Stage 1 data will be tabulated and discussed in a narrative review. Analysis will include both direct and indirect comparisons. Assuming the test for homogeneity permits, meta-analysis of the ‘pooled’ quantitative data will measure the effect on relevant comparator outcomes, for example, the presence of mental health problems on criminal justice contact, the differences in clinical presentation (mental health variables compared with substance use variables), and sub-group differences. Analysis of pooled prevalence data and differences on incidence will also be conducted at this stage. SPSS software will be utilized for statistical calculations.

Analysis and synthesis 2

Stage 2 involves the ‘thematic synthesis’ of the aggregated qualitative data, as described by Thomas and Harden[58], which incorporates three stages: the ‘line by line’ coding of text, the development of descriptive themes and the generation of ‘analytical themes’. NVivo9 software will be used to support the coding and subsequent thematic analysis.

Analysis and synthesis 3

Stage 3 adopts a ‘mixed-method’ approach. From a qualitative orientation the thematic findings from Stage 2 will be juxtaposed with the sub-group and clinical presentation narrative results of Stage 1. A matrix approach will be used to conduct a comparative analysis between the two sets of findings examining these for matches, mismatches and gaps. An example of the general questions that will guide this section include whether there are specific veteran sub-groups, for example, combat exposure, that match the veteran views on what contributed to their contact with justice services. From a quantitative orientation, when comparing sub-groups, statistical analysis of effect sizes of presentations that match veteran views on what contributed to contact with criminal justice service services will be compared with those veterans whose views did not. For example, veterans with alcohol problems who state that drinking was a contributory factor to their criminal justice contact will be compared with veterans with drinking problems that did not so state or believe it was not contributory.

Discussion

Combining diverse study types and answering different types of question in a systematic review can raise a number of methodological issues and, as such, require careful matching of study types to questions and methods of synthesis to the types of data obtained[52]. Given the broad range of questions posed within this review, it is likely that primary research papers and reports accessed would present a diverse spectrum of study types and methodological processes. For some of the questions the collation of data and analysis may be straightforward, for example, in identifying the prevalence of military veterans with either mental health or substance misuse problems in prison. Other questions may be more complicated and require a mixed method approach that can elicit a more detailed response. While the search strategy for this review is deliberately broad there is a possibility that articles and reports identified will be too heterogeneous, thereby limiting the opportunity to conduct direct statistical comparisons. Likewise, there is a concern that this is a subject area that is under-researched, with the possibility that too few formal quantitative and qualitative research studies or reports will be identified, thereby impacting on data analysis and synthesis of results and ultimately the ability to answer the primary and supplementary research questions.

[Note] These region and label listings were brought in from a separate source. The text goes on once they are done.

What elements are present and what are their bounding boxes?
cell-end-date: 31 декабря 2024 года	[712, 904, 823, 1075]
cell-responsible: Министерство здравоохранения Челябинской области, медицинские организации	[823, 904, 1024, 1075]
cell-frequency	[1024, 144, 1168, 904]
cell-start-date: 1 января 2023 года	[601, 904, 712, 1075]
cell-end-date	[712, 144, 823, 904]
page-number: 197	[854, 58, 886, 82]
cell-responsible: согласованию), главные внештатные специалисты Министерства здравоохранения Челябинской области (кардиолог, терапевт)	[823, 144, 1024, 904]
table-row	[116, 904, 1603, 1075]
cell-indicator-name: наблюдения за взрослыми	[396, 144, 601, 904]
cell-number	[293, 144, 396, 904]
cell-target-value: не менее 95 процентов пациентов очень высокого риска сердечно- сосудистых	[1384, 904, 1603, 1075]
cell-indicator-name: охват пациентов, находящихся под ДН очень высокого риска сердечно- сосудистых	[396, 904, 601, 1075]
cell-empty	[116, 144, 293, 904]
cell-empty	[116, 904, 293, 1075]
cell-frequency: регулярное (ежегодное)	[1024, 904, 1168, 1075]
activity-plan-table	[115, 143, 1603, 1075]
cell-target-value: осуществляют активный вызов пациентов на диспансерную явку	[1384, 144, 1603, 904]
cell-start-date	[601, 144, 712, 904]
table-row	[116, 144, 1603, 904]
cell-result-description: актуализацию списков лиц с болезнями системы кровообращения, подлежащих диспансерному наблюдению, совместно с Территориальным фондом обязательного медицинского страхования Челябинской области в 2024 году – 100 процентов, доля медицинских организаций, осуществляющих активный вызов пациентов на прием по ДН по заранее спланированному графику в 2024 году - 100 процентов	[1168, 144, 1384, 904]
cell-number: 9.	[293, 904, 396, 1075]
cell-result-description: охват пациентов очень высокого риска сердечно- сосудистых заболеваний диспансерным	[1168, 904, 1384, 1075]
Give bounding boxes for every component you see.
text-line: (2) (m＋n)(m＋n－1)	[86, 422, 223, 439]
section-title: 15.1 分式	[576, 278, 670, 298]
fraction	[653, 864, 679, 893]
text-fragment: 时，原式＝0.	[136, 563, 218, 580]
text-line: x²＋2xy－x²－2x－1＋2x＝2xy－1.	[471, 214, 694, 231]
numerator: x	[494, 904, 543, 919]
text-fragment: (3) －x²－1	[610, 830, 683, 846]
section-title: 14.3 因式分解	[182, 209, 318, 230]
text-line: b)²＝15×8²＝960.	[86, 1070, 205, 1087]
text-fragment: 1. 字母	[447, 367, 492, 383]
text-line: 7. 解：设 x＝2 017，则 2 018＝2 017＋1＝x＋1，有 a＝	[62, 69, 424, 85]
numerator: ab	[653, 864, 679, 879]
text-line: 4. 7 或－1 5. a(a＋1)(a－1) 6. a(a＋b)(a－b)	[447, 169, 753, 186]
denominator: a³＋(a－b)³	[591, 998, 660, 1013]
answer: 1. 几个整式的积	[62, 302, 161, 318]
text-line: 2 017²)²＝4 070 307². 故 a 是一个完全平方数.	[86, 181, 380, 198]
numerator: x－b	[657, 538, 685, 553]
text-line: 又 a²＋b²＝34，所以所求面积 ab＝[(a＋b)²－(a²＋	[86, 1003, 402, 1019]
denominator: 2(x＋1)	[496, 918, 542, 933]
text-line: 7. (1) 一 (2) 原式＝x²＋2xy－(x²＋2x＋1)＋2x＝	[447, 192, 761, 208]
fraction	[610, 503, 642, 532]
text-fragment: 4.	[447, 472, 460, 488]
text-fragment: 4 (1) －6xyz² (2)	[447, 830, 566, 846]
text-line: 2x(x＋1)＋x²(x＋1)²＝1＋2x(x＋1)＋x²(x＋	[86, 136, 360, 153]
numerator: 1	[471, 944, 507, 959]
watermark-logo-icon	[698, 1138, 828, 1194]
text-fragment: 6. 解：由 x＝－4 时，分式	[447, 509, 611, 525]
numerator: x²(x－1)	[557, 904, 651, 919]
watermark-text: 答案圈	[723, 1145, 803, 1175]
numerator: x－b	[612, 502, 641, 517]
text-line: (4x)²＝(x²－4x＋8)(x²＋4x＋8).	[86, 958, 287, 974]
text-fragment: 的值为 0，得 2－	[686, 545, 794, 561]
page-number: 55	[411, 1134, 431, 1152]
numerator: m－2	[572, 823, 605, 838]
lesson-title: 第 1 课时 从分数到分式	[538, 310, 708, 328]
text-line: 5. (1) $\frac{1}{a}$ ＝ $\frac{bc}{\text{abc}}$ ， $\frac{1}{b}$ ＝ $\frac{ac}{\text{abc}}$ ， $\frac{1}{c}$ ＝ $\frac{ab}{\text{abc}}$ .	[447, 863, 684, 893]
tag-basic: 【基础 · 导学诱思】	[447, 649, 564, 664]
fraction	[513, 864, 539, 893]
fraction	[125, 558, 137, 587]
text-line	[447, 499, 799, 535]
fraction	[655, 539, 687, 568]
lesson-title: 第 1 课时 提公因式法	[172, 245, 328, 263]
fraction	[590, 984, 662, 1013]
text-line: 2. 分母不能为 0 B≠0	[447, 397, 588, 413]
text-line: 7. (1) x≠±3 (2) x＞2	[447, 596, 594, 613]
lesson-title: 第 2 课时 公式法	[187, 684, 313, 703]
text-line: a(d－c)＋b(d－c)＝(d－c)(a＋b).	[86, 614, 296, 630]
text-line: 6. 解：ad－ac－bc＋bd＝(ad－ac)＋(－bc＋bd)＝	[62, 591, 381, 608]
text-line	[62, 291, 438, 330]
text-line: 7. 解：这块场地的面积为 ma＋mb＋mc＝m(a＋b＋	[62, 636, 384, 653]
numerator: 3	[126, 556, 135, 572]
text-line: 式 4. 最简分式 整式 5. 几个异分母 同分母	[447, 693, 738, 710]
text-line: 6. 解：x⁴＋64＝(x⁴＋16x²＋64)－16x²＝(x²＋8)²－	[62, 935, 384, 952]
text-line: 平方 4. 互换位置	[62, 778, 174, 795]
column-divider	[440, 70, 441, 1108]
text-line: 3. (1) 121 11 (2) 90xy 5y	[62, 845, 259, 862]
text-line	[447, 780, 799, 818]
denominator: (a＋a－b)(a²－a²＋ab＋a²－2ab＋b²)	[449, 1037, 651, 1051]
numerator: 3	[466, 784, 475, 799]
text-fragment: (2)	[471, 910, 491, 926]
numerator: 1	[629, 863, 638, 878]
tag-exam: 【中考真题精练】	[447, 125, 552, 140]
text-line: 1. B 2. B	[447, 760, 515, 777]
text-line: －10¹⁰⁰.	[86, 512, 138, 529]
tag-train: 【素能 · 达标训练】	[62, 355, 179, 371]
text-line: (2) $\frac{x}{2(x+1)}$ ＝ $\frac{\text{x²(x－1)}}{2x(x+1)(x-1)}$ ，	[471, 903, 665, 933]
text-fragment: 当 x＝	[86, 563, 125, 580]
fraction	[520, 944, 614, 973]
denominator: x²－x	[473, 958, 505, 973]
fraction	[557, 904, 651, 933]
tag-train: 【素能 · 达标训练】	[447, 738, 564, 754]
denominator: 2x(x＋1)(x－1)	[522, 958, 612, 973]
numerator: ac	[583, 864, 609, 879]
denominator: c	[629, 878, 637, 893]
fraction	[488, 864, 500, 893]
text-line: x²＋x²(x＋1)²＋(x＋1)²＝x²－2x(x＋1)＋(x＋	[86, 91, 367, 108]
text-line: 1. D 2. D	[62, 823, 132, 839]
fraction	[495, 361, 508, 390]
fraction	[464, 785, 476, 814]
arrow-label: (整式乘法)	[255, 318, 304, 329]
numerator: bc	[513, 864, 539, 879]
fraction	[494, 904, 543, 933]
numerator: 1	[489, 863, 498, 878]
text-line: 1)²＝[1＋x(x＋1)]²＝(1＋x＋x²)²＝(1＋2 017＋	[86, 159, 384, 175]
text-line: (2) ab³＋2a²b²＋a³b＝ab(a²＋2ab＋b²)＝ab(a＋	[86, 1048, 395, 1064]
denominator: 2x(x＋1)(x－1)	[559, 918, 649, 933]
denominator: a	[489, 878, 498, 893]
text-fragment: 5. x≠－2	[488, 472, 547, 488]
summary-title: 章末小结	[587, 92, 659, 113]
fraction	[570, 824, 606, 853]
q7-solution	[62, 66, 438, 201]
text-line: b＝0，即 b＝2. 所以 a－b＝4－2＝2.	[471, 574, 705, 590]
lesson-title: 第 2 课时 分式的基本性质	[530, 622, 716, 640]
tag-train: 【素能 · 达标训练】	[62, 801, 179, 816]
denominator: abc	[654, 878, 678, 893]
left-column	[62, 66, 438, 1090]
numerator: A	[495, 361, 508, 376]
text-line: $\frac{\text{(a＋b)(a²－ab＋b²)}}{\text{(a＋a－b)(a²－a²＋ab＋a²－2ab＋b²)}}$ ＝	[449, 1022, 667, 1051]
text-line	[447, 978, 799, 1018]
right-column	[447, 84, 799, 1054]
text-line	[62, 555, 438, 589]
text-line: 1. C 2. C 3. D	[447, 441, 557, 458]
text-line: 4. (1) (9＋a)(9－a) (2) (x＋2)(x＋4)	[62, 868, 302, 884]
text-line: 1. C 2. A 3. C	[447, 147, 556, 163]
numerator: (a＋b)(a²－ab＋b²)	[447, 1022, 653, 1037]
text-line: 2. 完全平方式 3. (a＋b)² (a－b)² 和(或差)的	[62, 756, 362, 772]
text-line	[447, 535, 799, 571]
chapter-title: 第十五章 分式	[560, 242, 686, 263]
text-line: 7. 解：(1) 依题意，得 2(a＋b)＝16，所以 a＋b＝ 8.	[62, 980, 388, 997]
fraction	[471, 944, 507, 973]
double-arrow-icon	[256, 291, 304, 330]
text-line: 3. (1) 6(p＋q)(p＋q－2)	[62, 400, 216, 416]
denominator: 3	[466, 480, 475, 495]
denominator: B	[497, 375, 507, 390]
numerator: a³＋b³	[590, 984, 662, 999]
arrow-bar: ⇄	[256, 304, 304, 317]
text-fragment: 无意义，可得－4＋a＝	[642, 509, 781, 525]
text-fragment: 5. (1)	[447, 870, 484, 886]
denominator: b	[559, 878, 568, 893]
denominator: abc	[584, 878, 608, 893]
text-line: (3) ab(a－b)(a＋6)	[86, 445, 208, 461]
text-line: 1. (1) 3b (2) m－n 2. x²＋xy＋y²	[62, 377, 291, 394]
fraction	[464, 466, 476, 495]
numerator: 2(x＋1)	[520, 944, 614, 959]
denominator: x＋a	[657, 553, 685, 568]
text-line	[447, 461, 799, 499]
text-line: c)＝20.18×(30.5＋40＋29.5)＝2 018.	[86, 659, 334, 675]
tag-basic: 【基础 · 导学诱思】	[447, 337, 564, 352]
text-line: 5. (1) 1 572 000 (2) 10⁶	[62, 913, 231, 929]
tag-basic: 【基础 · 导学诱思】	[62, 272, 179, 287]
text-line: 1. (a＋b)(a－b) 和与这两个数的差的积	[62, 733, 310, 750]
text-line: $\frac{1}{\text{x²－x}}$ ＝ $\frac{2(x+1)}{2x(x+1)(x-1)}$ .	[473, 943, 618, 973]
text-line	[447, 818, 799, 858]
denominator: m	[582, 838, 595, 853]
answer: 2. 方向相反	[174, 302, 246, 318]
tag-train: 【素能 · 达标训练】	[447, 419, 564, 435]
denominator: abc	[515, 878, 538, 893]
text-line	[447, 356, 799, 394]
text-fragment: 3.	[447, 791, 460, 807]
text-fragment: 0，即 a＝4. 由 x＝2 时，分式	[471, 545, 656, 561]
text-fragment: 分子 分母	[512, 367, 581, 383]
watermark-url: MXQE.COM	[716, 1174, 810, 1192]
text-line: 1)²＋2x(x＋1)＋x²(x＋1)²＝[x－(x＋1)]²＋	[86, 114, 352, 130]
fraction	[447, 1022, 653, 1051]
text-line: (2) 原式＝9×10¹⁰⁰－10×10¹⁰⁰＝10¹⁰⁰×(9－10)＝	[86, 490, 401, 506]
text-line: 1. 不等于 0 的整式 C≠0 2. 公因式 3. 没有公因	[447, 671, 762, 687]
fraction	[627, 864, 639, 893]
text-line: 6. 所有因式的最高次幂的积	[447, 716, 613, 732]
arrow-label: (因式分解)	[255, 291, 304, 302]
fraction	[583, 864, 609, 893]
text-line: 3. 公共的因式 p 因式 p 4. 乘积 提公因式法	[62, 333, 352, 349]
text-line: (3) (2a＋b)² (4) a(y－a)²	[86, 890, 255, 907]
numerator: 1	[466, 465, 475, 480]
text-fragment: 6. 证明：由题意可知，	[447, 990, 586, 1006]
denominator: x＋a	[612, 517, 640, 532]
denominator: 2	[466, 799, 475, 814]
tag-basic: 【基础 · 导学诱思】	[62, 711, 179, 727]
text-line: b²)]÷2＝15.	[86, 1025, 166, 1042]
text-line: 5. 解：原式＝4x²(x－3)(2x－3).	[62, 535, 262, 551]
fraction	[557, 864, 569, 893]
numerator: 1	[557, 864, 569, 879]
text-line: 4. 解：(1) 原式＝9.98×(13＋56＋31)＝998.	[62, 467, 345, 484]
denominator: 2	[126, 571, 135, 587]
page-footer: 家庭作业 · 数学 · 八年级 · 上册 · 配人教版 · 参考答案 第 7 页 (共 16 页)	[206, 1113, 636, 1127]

Nonetheless, it is envisaged that this review will provide a greater understanding of the experiences and views of ex-military service personnel with mental health problems, including the problematic use of drugs and alcohol. It will also permit a greater understanding of whether their mental health problems contribute to their contact with criminal justice services; whether such contact differs from that of military veterans with good mental health; and, whether there are international differences. Additionally, given the recent withdrawal of service personnel from Iraq and the planned withdrawal of troops from Afghanistan, examining changes in criminal justice contact after previous key conflicts may provide an indicator as to whether, in the near future, a rise in military veteran contact with criminal justice services should be expected and planned for.